Average hourly earnings rose 2 percent year-over-year. Economists had largely attributed higher average hourly earnings during the pandemic to skewed compositional factors such as the majority of new hires in higher-earning positions. With the return of more hospitality workers, the numbers are gaining relevance.

"Wages jumped another 0.5 percent in May, after jumping 0.7 percent in April," Swonk said. "Those are the strongest back-to-back monthly gains since the onset of the crisis in 2020, when wages were artificially boosted by a loss in low wage jobs. A boost in pay by retail behemoths enhanced those gains."

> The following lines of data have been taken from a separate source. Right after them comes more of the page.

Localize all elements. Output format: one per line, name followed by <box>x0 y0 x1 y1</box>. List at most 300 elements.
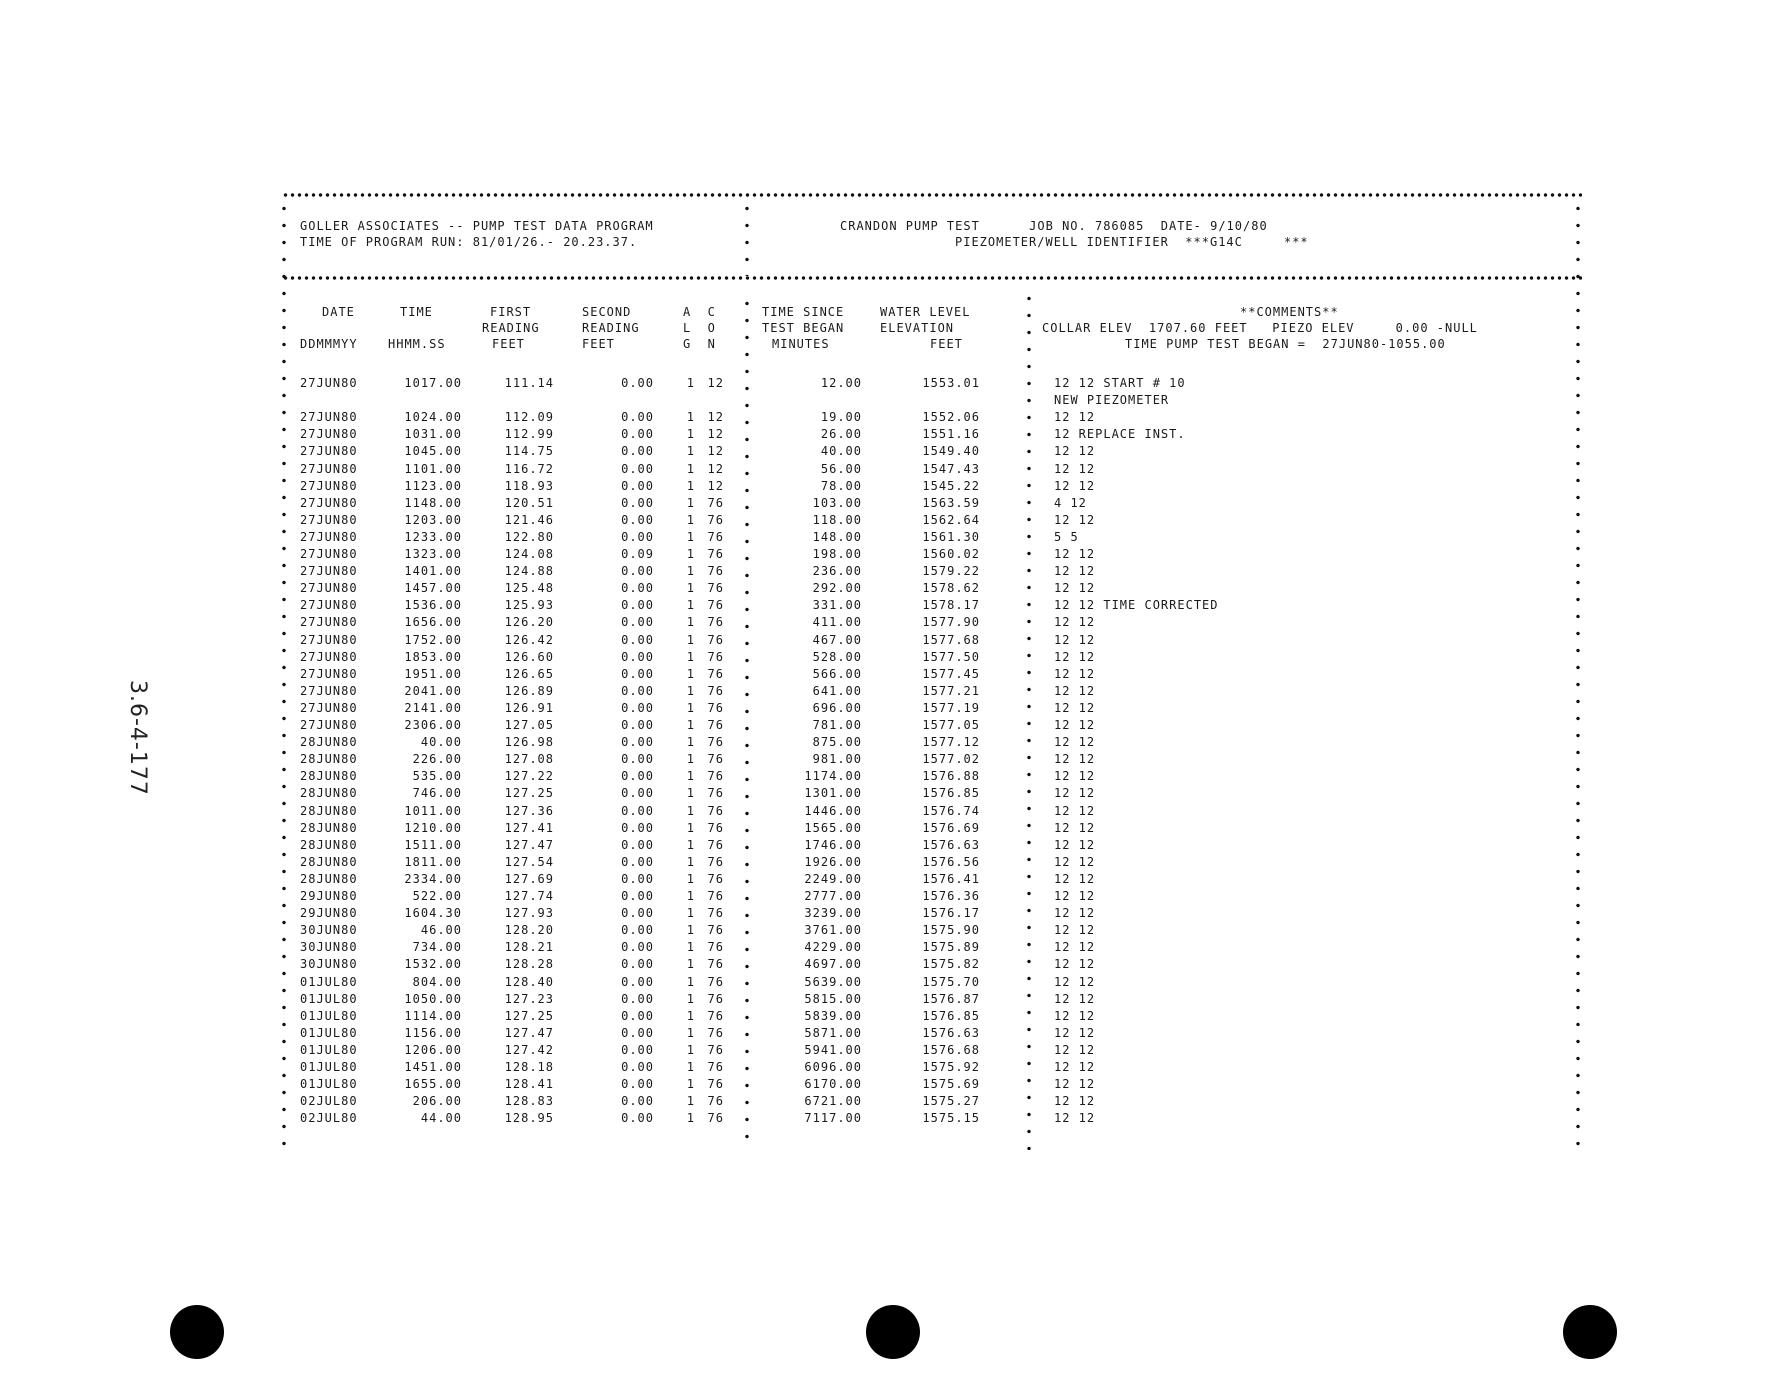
cell-elev: 1575.27 <box>922 1094 980 1109</box>
cell-since: 40.00 <box>820 444 862 459</box>
table-row <box>0 975 1783 992</box>
cell-con: 76 <box>707 735 724 750</box>
table-row <box>0 410 1783 427</box>
cell-elev: 1578.17 <box>922 598 980 613</box>
cell-time: 1011.00 <box>404 803 462 818</box>
cell-time: 1156.00 <box>404 1025 462 1040</box>
cell-elev: 1577.19 <box>922 700 980 715</box>
cell-second: 0.00 <box>621 700 654 715</box>
cell-second: 0.00 <box>621 769 654 784</box>
cell-con: 76 <box>707 786 724 801</box>
cell-comment: 12 12 <box>1054 649 1096 664</box>
cell-first: 127.47 <box>504 1025 554 1040</box>
cell-first: 114.75 <box>504 444 554 459</box>
cell-con: 76 <box>707 512 724 527</box>
cell-comment: 12 12 <box>1054 1094 1096 1109</box>
cell-second: 0.00 <box>621 632 654 647</box>
table-row <box>0 804 1783 821</box>
cell-time: 226.00 <box>412 752 462 767</box>
cell-time: 1511.00 <box>404 837 462 852</box>
table-row <box>0 547 1783 564</box>
cell-time: 535.00 <box>412 769 462 784</box>
cell-time: 1604.30 <box>404 906 462 921</box>
cell-first: 112.09 <box>504 410 554 425</box>
cell-date: 27JUN80 <box>300 564 358 579</box>
cell-elev: 1576.63 <box>922 837 980 852</box>
cell-date: 28JUN80 <box>300 769 358 784</box>
cell-time: 1536.00 <box>404 598 462 613</box>
cell-first: 127.36 <box>504 803 554 818</box>
cell-elev: 1549.40 <box>922 444 980 459</box>
cell-elev: 1575.89 <box>922 940 980 955</box>
cell-first: 127.47 <box>504 837 554 852</box>
cell-comment: 12 12 <box>1054 615 1096 630</box>
cell-elev: 1547.43 <box>922 461 980 476</box>
cell-first: 124.88 <box>504 564 554 579</box>
cell-date: 27JUN80 <box>300 598 358 613</box>
cell-con: 12 <box>707 478 724 493</box>
cell-since: 103.00 <box>812 495 862 510</box>
cell-comment: NEW PIEZOMETER <box>1054 393 1170 408</box>
cell-elev: 1576.56 <box>922 854 980 869</box>
cell-since: 56.00 <box>820 461 862 476</box>
cell-al: 1 <box>686 478 695 493</box>
cell-second: 0.00 <box>621 564 654 579</box>
cell-date: 02JUL80 <box>300 1094 358 1109</box>
cell-since: 236.00 <box>812 564 862 579</box>
cell-first: 125.93 <box>504 598 554 613</box>
cell-comment: 12 12 START # 10 <box>1054 376 1186 390</box>
cell-since: 198.00 <box>812 547 862 561</box>
cell-date: 27JUN80 <box>300 581 358 596</box>
cell-elev: 1577.50 <box>922 649 980 664</box>
cell-first: 120.51 <box>504 495 554 510</box>
cell-elev: 1577.90 <box>922 615 980 630</box>
cell-comment: 12 12 <box>1054 683 1096 698</box>
cell-con: 76 <box>707 803 724 818</box>
cell-time: 2041.00 <box>404 683 462 698</box>
cell-since: 2249.00 <box>804 871 862 886</box>
cell-since: 528.00 <box>812 649 862 664</box>
binder-hole-left <box>170 1305 224 1359</box>
cell-date: 28JUN80 <box>300 735 358 750</box>
table-row <box>0 581 1783 598</box>
cell-comment: 12 12 <box>1054 803 1096 818</box>
cell-con: 76 <box>707 1077 724 1092</box>
cell-con: 76 <box>707 974 724 989</box>
table-row <box>0 889 1783 906</box>
cell-con: 76 <box>707 1111 724 1126</box>
cell-con: 12 <box>707 461 724 476</box>
cell-time: 1024.00 <box>404 410 462 425</box>
cell-date: 01JUL80 <box>300 1008 358 1023</box>
table-row <box>0 1009 1783 1026</box>
table-row <box>0 855 1783 872</box>
cell-time: 1210.00 <box>404 820 462 835</box>
cell-since: 467.00 <box>812 632 862 647</box>
cell-con: 76 <box>707 649 724 664</box>
cell-first: 127.22 <box>504 769 554 784</box>
cell-second: 0.00 <box>621 1094 654 1109</box>
printout-page: 3.6-4-177 GOLLER ASSOCIATES -- PUMP TEST DATA PROGRAM TIME OF PROGRAM RUN: 81/01/26.- 20.23.37. CRANDON PUMP TEST JOB NO. 786085 DATE- 9/10/80 PIEZOMETER/WELL IDENTIFIER ***G14C *** DATE DDMMMYY TIME HHMM.SS FIRST READING FEET SECOND READING FEET A C L O G N TIME SINCE TEST BEGAN MINUTES WATER LEVEL ELEVATION FEET **COMMENTS** COLLAR ELEV 1707.60 FEET PIEZO ELEV 0.00 -NULL TIME PUMP TEST BEGAN = 27JUN80-1055.00 27JUN80 1017.00 111.14 0.00 1 12 12.00 1553.01 12 12 START # 10 NEW PIEZOMETER 27JUN80 1024.00 112.09 0.00 1 12 19.00 1552.06 12 12 27JUN80 1031.00 112.99 0.00 1 12 26.00 1551.16 12 REPLACE INST. 27JUN80 1045.00 114.75 0.00 1 12 40.00 1549.40 12 12 27JUN80 1101.00 116.72 0.00 1 12 56.00 1547.43 12 12 27JUN80 1123.00 118.93 0.00 1 12 78.00 1545.22 12 12 27JUN80 1148.00 120.51 0.00 1 76 103.00 1563.59 4 12 27JUN80 1203.00 121.46 0.00 1 76 118.00 1562.64 12 12 27JUN80 1233.00 122.80 0.00 1 76 148.00 1561.30 5 5 27JUN80 1323.00 124.08 0.09 1 76 198.00 1560.02 12 12 27JUN80 1401.00 124.88 0.00 1 76 236.00 1579.22 12 12 27JUN80 1457.00 125.48 0.00 1 76 292.00 1578.62 12 12 27JUN80 1536.00 125.93 0.00 1 76 331.00 1578.17 12 12 TIME CORRECTED 27JUN80 1656.00 126.20 0.00 1 76 411.00 1577.90 12 12 27JUN80 1752.00 126.42 0.00 1 76 467.00 1577.68 12 12 27JUN80 1853.00 126.60 0.00 1 76 528.00 1577.50 12 12 27JUN80 1951.00 126.65 0.00 1 76 566.00 1577.45 12 12 27JUN80 2041.00 126.89 0.00 1 76 641.00 1577.21 12 12 27JUN80 2141.00 126.91 0.00 1 76 696.00 1577.19 12 12 27JUN80 2306.00 127.05 0.00 1 76 781.00 1577.05 12 12 28JUN80 40.00 126.98 0.00 1 76 875.00 1577.12 12 12 28JUN80 226.00 127.08 0.00 1 76 981.00 1577.02 12 12 28JUN80 535.00 127.22 0.00 1 76 1174.00 1576.88 12 12 28JUN80 746.00 127.25 0.00 1 76 1301.00 1576.85 12 12 28JUN80 1011.00 127.36 0.00 1 76 1446.00 1576.74 12 12 28JUN80 1210.00 127.41 0.00 1 76 1565.00 1576.69 12 12 28JUN80 1511.00 127.47 0.00 1 76 1746.00 1576.63 12 12 28JUN80 1811.00 127.54 0.00 1 76 1926.00 1576.56 12 12 28JUN80 2334.00 127.69 0.00 1 76 2249.00 1576.41 12 12 29JUN80 522.00 127.74 0.00 1 76 2777.00 1576.36 12 12 29JUN80 1604.30 127.93 0.00 1 76 3239.00 1576.17 12 12 30JUN80 46.00 128.20 0.00 1 76 3761.00 1575.90 12 12 30JUN80 734.00 128.21 0.00 1 76 4229.00 1575.89 12 12 30JUN80 1532.00 128.28 0.00 1 76 4697.00 1575.82 12 12 01JUL80 804.00 128.40 0.00 1 76 5639.00 1575.70 12 12 01JUL80 1050.00 127.23 0.00 1 76 5815.00 1576.87 12 12 01JUL80 1114.00 127.25 0.00 1 76 5839.00 1576.85 12 12 01JUL80 1156.00 127.47 0.00 1 76 5871.00 1576.63 12 12 01JUL80 1206.00 127.42 0.00 1 76 5941.00 1576.68 12 12 01JUL80 1451.00 128.18 0.00 1 76 6096.00 1575.92 12 12 01JUL80 1655.00 128.41 0.00 1 76 6170.00 1575.69 12 12 02JUL80 206.00 128.83 0.00 1 76 6721.00 1575.27 12 12 02JUL80 44.00 128.95 0.00 1 76 7117.00 1575.15 12 12 <box>0 0 1783 1380</box>
cell-al: 1 <box>686 803 695 818</box>
cell-comment: 12 12 TIME CORRECTED <box>1054 598 1219 613</box>
cell-elev: 1577.02 <box>922 752 980 767</box>
cell-first: 125.48 <box>504 581 554 596</box>
cell-time: 1752.00 <box>404 632 462 647</box>
cell-comment: 12 12 <box>1054 1077 1096 1092</box>
cell-comment: 12 12 <box>1054 786 1096 801</box>
cell-al: 1 <box>686 427 695 442</box>
cell-elev: 1577.45 <box>922 666 980 681</box>
cell-time: 1655.00 <box>404 1077 462 1092</box>
cell-date: 27JUN80 <box>300 632 358 647</box>
cell-date: 27JUN80 <box>300 718 358 732</box>
cell-elev: 1575.92 <box>922 1060 980 1074</box>
cell-since: 781.00 <box>812 718 862 732</box>
cell-second: 0.00 <box>621 974 654 989</box>
cell-date: 28JUN80 <box>300 820 358 835</box>
cell-first: 127.25 <box>504 786 554 801</box>
table-row <box>0 1111 1783 1128</box>
cell-time: 44.00 <box>420 1111 462 1126</box>
cell-al: 1 <box>686 769 695 784</box>
cell-date: 29JUN80 <box>300 906 358 921</box>
cell-al: 1 <box>686 564 695 579</box>
cell-since: 148.00 <box>812 529 862 544</box>
cell-con: 76 <box>707 1094 724 1109</box>
cell-second: 0.00 <box>621 512 654 527</box>
binder-hole-right <box>1563 1305 1617 1359</box>
cell-comment: 12 12 <box>1054 410 1096 425</box>
cell-comment: 12 12 <box>1054 1111 1096 1126</box>
cell-con: 76 <box>707 495 724 510</box>
cell-time: 1101.00 <box>404 461 462 476</box>
cell-comment: 12 12 <box>1054 871 1096 886</box>
table-row <box>0 752 1783 769</box>
cell-time: 2306.00 <box>404 718 462 732</box>
cell-time: 2334.00 <box>404 871 462 886</box>
cell-since: 5639.00 <box>804 974 862 989</box>
cell-time: 1050.00 <box>404 991 462 1006</box>
cell-con: 76 <box>707 666 724 681</box>
cell-al: 1 <box>686 735 695 750</box>
cell-since: 566.00 <box>812 666 862 681</box>
cell-elev: 1576.36 <box>922 889 980 903</box>
cell-first: 124.08 <box>504 547 554 561</box>
cell-time: 1951.00 <box>404 666 462 681</box>
cell-elev: 1575.90 <box>922 923 980 938</box>
cell-second: 0.00 <box>621 837 654 852</box>
cell-time: 1532.00 <box>404 957 462 972</box>
cell-time: 206.00 <box>412 1094 462 1109</box>
cell-comment: 5 5 <box>1054 529 1079 544</box>
cell-elev: 1576.85 <box>922 1008 980 1023</box>
cell-al: 1 <box>686 1025 695 1040</box>
cell-first: 127.74 <box>504 889 554 903</box>
cell-date: 30JUN80 <box>300 940 358 955</box>
cell-date: 27JUN80 <box>300 461 358 476</box>
table-row <box>0 1094 1783 1111</box>
cell-date: 01JUL80 <box>300 974 358 989</box>
cell-first: 127.23 <box>504 991 554 1006</box>
cell-con: 76 <box>707 820 724 835</box>
cell-time: 1457.00 <box>404 581 462 596</box>
cell-con: 76 <box>707 871 724 886</box>
cell-first: 126.65 <box>504 666 554 681</box>
frame-top-border <box>282 193 1582 197</box>
cell-date: 27JUN80 <box>300 649 358 664</box>
cell-second: 0.00 <box>621 427 654 442</box>
cell-elev: 1552.06 <box>922 410 980 425</box>
table-row <box>0 838 1783 855</box>
cell-elev: 1576.68 <box>922 1042 980 1057</box>
cell-since: 1926.00 <box>804 854 862 869</box>
cell-date: 01JUL80 <box>300 1042 358 1057</box>
cell-date: 30JUN80 <box>300 923 358 938</box>
cell-comment: 12 12 <box>1054 564 1096 579</box>
cell-elev: 1545.22 <box>922 478 980 493</box>
cell-second: 0.00 <box>621 615 654 630</box>
cell-since: 696.00 <box>812 700 862 715</box>
page-number-label: 3.6-4-177 <box>125 680 150 796</box>
cell-date: 01JUL80 <box>300 1077 358 1092</box>
cell-second: 0.00 <box>621 991 654 1006</box>
cell-time: 522.00 <box>412 889 462 903</box>
cell-second: 0.00 <box>621 854 654 869</box>
cell-comment: 12 12 <box>1054 1060 1096 1074</box>
cell-con: 76 <box>707 547 724 561</box>
cell-second: 0.00 <box>621 495 654 510</box>
cell-con: 76 <box>707 752 724 767</box>
table-row <box>0 684 1783 701</box>
cell-date: 27JUN80 <box>300 529 358 544</box>
cell-con: 12 <box>707 427 724 442</box>
cell-first: 127.08 <box>504 752 554 767</box>
program-title: GOLLER ASSOCIATES -- PUMP TEST DATA PROGRAM <box>300 219 654 233</box>
cell-al: 1 <box>686 820 695 835</box>
cell-time: 1114.00 <box>404 1008 462 1023</box>
cell-con: 76 <box>707 718 724 732</box>
cell-date: 01JUL80 <box>300 1060 358 1074</box>
cell-elev: 1575.82 <box>922 957 980 972</box>
cell-con: 76 <box>707 854 724 869</box>
cell-comment: 12 12 <box>1054 478 1096 493</box>
cell-second: 0.00 <box>621 1008 654 1023</box>
cell-elev: 1578.62 <box>922 581 980 596</box>
cell-al: 1 <box>686 683 695 698</box>
table-row <box>0 1026 1783 1043</box>
cell-con: 76 <box>707 957 724 972</box>
cell-second: 0.00 <box>621 444 654 459</box>
cell-second: 0.00 <box>621 478 654 493</box>
cell-first: 126.98 <box>504 735 554 750</box>
cell-first: 127.05 <box>504 718 554 732</box>
cell-al: 1 <box>686 1094 695 1109</box>
cell-comment: 12 12 <box>1054 461 1096 476</box>
cell-time: 40.00 <box>420 735 462 750</box>
cell-comment: 12 12 <box>1054 889 1096 903</box>
program-run-time: TIME OF PROGRAM RUN: 81/01/26.- 20.23.37. <box>300 235 638 249</box>
table-row <box>0 615 1783 632</box>
cell-elev: 1576.41 <box>922 871 980 886</box>
table-row <box>0 376 1783 393</box>
cell-first: 126.42 <box>504 632 554 647</box>
cell-al: 1 <box>686 444 695 459</box>
cell-con: 76 <box>707 923 724 938</box>
cell-comment: 12 12 <box>1054 837 1096 852</box>
cell-comment: 4 12 <box>1054 495 1087 510</box>
cell-al: 1 <box>686 632 695 647</box>
cell-since: 2777.00 <box>804 889 862 903</box>
cell-since: 875.00 <box>812 735 862 750</box>
cell-con: 76 <box>707 683 724 698</box>
cell-time: 1853.00 <box>404 649 462 664</box>
cell-second: 0.00 <box>621 1060 654 1074</box>
cell-date: 28JUN80 <box>300 871 358 886</box>
cell-time: 1017.00 <box>404 376 462 390</box>
cell-con: 12 <box>707 410 724 425</box>
cell-date: 01JUL80 <box>300 1025 358 1040</box>
cell-second: 0.00 <box>621 1042 654 1057</box>
cell-since: 6721.00 <box>804 1094 862 1109</box>
cell-second: 0.00 <box>621 1025 654 1040</box>
cell-since: 26.00 <box>820 427 862 442</box>
cell-time: 1206.00 <box>404 1042 462 1057</box>
cell-first: 128.20 <box>504 923 554 938</box>
cell-date: 27JUN80 <box>300 700 358 715</box>
cell-first: 127.25 <box>504 1008 554 1023</box>
cell-date: 27JUN80 <box>300 547 358 561</box>
cell-since: 12.00 <box>820 376 862 390</box>
cell-since: 7117.00 <box>804 1111 862 1126</box>
cell-comment: 12 12 <box>1054 769 1096 784</box>
cell-time: 1323.00 <box>404 547 462 561</box>
table-row <box>0 667 1783 684</box>
cell-al: 1 <box>686 666 695 681</box>
cell-since: 1174.00 <box>804 769 862 784</box>
cell-comment: 12 12 <box>1054 581 1096 596</box>
cell-comment: 12 12 <box>1054 991 1096 1006</box>
cell-first: 127.54 <box>504 854 554 869</box>
cell-con: 76 <box>707 940 724 955</box>
cell-al: 1 <box>686 461 695 476</box>
cell-al: 1 <box>686 786 695 801</box>
cell-second: 0.00 <box>621 803 654 818</box>
table-row <box>0 872 1783 889</box>
cell-al: 1 <box>686 598 695 613</box>
cell-date: 28JUN80 <box>300 837 358 852</box>
cell-elev: 1551.16 <box>922 427 980 442</box>
cell-comment: 12 12 <box>1054 923 1096 938</box>
cell-elev: 1577.21 <box>922 683 980 698</box>
cell-time: 2141.00 <box>404 700 462 715</box>
table-row <box>0 769 1783 786</box>
cell-comment: 12 12 <box>1054 547 1096 561</box>
cell-since: 5871.00 <box>804 1025 862 1040</box>
table-row <box>0 718 1783 735</box>
cell-comment: 12 12 <box>1054 1042 1096 1057</box>
table-row <box>0 444 1783 461</box>
cell-al: 1 <box>686 940 695 955</box>
cell-since: 1746.00 <box>804 837 862 852</box>
cell-date: 27JUN80 <box>300 478 358 493</box>
cell-al: 1 <box>686 854 695 869</box>
piezometer-identifier: PIEZOMETER/WELL IDENTIFIER ***G14C *** <box>955 235 1309 249</box>
cell-first: 128.41 <box>504 1077 554 1092</box>
cell-al: 1 <box>686 700 695 715</box>
cell-second: 0.00 <box>621 820 654 835</box>
table-row <box>0 786 1783 803</box>
cell-elev: 1562.64 <box>922 512 980 527</box>
cell-second: 0.00 <box>621 718 654 732</box>
cell-first: 126.60 <box>504 649 554 664</box>
cell-date: 01JUL80 <box>300 991 358 1006</box>
table-row <box>0 479 1783 496</box>
cell-first: 128.21 <box>504 940 554 955</box>
cell-first: 127.69 <box>504 871 554 886</box>
cell-second: 0.00 <box>621 1077 654 1092</box>
cell-con: 76 <box>707 564 724 579</box>
cell-first: 118.93 <box>504 478 554 493</box>
cell-second: 0.00 <box>621 957 654 972</box>
cell-con: 76 <box>707 991 724 1006</box>
table-row <box>0 393 1783 410</box>
cell-since: 641.00 <box>812 683 862 698</box>
table-row <box>0 650 1783 667</box>
cell-al: 1 <box>686 974 695 989</box>
cell-comment: 12 12 <box>1054 632 1096 647</box>
cell-al: 1 <box>686 649 695 664</box>
cell-comment: 12 12 <box>1054 666 1096 681</box>
cell-second: 0.00 <box>621 683 654 698</box>
cell-second: 0.00 <box>621 529 654 544</box>
cell-al: 1 <box>686 1008 695 1023</box>
cell-first: 128.95 <box>504 1111 554 1126</box>
cell-al: 1 <box>686 512 695 527</box>
cell-elev: 1576.63 <box>922 1025 980 1040</box>
cell-time: 1203.00 <box>404 512 462 527</box>
cell-comment: 12 12 <box>1054 444 1096 459</box>
cell-second: 0.00 <box>621 1111 654 1126</box>
cell-date: 27JUN80 <box>300 615 358 630</box>
cell-al: 1 <box>686 529 695 544</box>
cell-time: 804.00 <box>412 974 462 989</box>
cell-comment: 12 REPLACE INST. <box>1054 427 1186 442</box>
cell-time: 1123.00 <box>404 478 462 493</box>
table-row <box>0 1077 1783 1094</box>
cell-con: 76 <box>707 1042 724 1057</box>
cell-al: 1 <box>686 718 695 732</box>
cell-con: 76 <box>707 529 724 544</box>
cell-since: 1301.00 <box>804 786 862 801</box>
cell-elev: 1577.68 <box>922 632 980 647</box>
cell-elev: 1561.30 <box>922 529 980 544</box>
cell-date: 27JUN80 <box>300 410 358 425</box>
cell-elev: 1576.87 <box>922 991 980 1006</box>
table-row <box>0 735 1783 752</box>
cell-since: 4697.00 <box>804 957 862 972</box>
cell-elev: 1576.88 <box>922 769 980 784</box>
cell-time: 1811.00 <box>404 854 462 869</box>
cell-date: 27JUN80 <box>300 427 358 442</box>
cell-al: 1 <box>686 376 695 390</box>
cell-comment: 12 12 <box>1054 512 1096 527</box>
cell-comment: 12 12 <box>1054 820 1096 835</box>
test-title: CRANDON PUMP TEST JOB NO. 786085 DATE- 9/10/80 <box>840 219 1268 233</box>
cell-first: 128.40 <box>504 974 554 989</box>
cell-con: 76 <box>707 1060 724 1074</box>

Zhao pointed out that average hourly wages in the leisure and hospitality sector rose 1.3 percent month-over-month in May. "This continues a streak of increasing earnings from April and is a sign that reported labor shortages are actually turning into higher wages for leisure and hospitality workers."

Looking Ahead

Kevin Harrington, the CEO of job search site Joblist, said that it will be difficult to predict how the labor market will respond this summer after a few up-and-down months.  

"The summer is often a softer hiring season, but this could be counteracted in 2021 by a surge in activity that has been pent up over the last year," he said. "Hopefully, the rebound in May is an indicator of an accelerating recovery to come."